91 was nearly the last year of the Stanza that was halted in 92 replaced by the Altima according to wiki. Hmmm, I figured it was the Sentra that replaced it.

We had a 71 Corolla when I was a kid that was a hand me down car to my older sister, then my twin brother. He sold it in '84 and we used to see it on occasion in the 1990's. It didn't have a ton of miles. It had city miles……the worst kind.

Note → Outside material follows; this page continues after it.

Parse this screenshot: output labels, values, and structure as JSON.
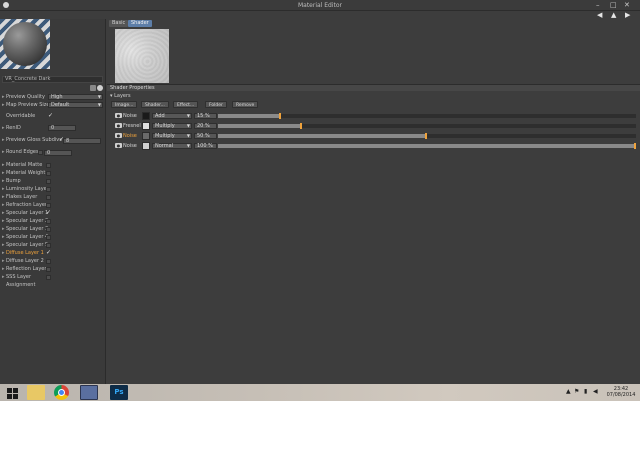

I had a chance to see the car fax on that 97 Prelude and boy oh boy that car had some adventures. It started out in December 96 in Detroit, in winter. It was crashed in the first 90 days. I was like the 10th owner with a couple of people owning it just a couple of months. It had been reported crashed 5 times. By the time I got it a few unreported wipeouts had occured. Both tow hooks up front were flattened. I worked and worked on that car until the day I decided to moth ball it. I spent a week detailing it and getting the finish all sparkling until I could see a yard stick in the shine. Then I put it under a high end cover. That's why it still looked great after sitting for 5 or 6 years. It was just time to part with it.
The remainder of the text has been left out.